Tips for Photographing Ice Cream
I learned through several scoops and efforts that though photographing ice-creams may seem simple, in reality, ice-creams are not easy subjects to photograph. If you are not fast enough, it melts into a puddle and without proper preparation, your composition will not turn out as you want it to.
Prepare in advance. That scoop of ice cream won’t wait for you before it melts away and except your target is to take snapshots of puddles of melted sweetness prepare your equipment – camera, tripod (if needed) lenses etc – ahead of time when the ice-cream still looks great.
- Adjust the camera to the settings you need and once you are ready, grab your ice cream, place it in the place that you want and take as many shots as you can for some minutes.
- Always check your lighting ahead of time. Aim for adequate natural lighting as much as possible. Too little light will make your ice cream seem insipid, while flashes can create harshness and shadows to the texture of the ice cream. If you are not using natural light, set the white balance setting on your camera otherwise the ice cream can take on yellow or blue hues. The automatic light balance rarely gets it the way you want it.

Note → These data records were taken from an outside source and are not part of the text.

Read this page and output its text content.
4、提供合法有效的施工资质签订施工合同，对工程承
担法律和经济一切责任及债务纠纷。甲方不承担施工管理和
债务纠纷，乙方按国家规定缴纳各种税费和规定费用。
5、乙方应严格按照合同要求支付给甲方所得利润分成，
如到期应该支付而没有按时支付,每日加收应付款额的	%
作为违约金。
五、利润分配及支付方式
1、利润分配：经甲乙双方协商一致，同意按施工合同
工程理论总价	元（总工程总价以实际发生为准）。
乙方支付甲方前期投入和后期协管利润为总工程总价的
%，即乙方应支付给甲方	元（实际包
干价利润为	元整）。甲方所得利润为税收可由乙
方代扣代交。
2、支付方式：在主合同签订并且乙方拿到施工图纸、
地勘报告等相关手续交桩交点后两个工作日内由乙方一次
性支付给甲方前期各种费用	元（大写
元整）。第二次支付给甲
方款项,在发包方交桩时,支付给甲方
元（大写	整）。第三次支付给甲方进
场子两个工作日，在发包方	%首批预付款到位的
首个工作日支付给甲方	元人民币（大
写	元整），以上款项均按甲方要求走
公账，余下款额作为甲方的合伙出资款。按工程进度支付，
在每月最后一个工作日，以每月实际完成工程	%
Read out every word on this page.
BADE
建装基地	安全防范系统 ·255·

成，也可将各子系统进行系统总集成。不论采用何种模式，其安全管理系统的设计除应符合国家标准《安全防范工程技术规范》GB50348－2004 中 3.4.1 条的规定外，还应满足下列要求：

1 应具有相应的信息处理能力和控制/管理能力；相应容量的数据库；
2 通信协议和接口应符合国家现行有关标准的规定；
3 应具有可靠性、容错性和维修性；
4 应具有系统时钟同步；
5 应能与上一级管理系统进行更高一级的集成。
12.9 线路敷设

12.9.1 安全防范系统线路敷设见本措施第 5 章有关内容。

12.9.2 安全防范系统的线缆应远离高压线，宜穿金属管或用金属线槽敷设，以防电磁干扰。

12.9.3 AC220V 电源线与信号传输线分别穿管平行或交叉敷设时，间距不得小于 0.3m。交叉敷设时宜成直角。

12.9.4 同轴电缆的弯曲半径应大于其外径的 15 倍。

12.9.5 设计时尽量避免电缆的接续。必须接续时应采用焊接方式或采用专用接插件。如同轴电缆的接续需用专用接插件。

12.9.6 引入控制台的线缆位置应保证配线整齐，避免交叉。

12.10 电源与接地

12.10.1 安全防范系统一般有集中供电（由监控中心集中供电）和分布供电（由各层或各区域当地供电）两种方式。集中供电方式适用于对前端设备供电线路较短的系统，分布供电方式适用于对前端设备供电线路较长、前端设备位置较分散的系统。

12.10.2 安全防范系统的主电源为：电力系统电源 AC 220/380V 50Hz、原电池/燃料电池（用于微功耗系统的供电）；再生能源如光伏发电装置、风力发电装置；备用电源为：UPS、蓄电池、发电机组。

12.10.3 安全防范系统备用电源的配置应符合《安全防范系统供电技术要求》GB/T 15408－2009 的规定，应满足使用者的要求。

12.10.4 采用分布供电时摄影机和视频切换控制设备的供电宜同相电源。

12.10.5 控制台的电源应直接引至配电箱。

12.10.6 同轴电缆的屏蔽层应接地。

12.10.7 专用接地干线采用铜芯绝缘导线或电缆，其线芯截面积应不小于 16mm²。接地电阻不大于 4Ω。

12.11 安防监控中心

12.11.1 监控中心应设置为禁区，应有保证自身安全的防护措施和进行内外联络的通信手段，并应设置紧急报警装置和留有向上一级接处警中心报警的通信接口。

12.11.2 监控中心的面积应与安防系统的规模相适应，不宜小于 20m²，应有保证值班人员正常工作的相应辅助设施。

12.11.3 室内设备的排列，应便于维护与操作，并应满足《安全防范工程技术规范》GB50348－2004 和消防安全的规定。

- Check your background. Some backgrounds work well with food photography such as wood texture which evokes homeliness. A white background allows the food to stand out without crowding it and it also provides a lot of background light that shows off the food better. A garden backdrop creates a sense of relaxation and contentment while a dark background is also perfect because it allows you to focus on the ice-cream without detracting from it.
- You could try the trick of putting your display bowl in the freezer for at least half an hour before the shoot if you are in a convenient place to do so. This way the bowl for the ice-cream would stay cold for a while and keep the ice cream cold. This would give you extra time to make necessary adjustments before it begins to melt.
- For freestyle photos on the go, have your camera ready for those blissful moments of people and their ice-creams and do remember to ask politely before pointing your camera in people’s faces.
- Take a lot of photos from different angles within the few minutes that you have. This way you will end up with images that are worth your effort.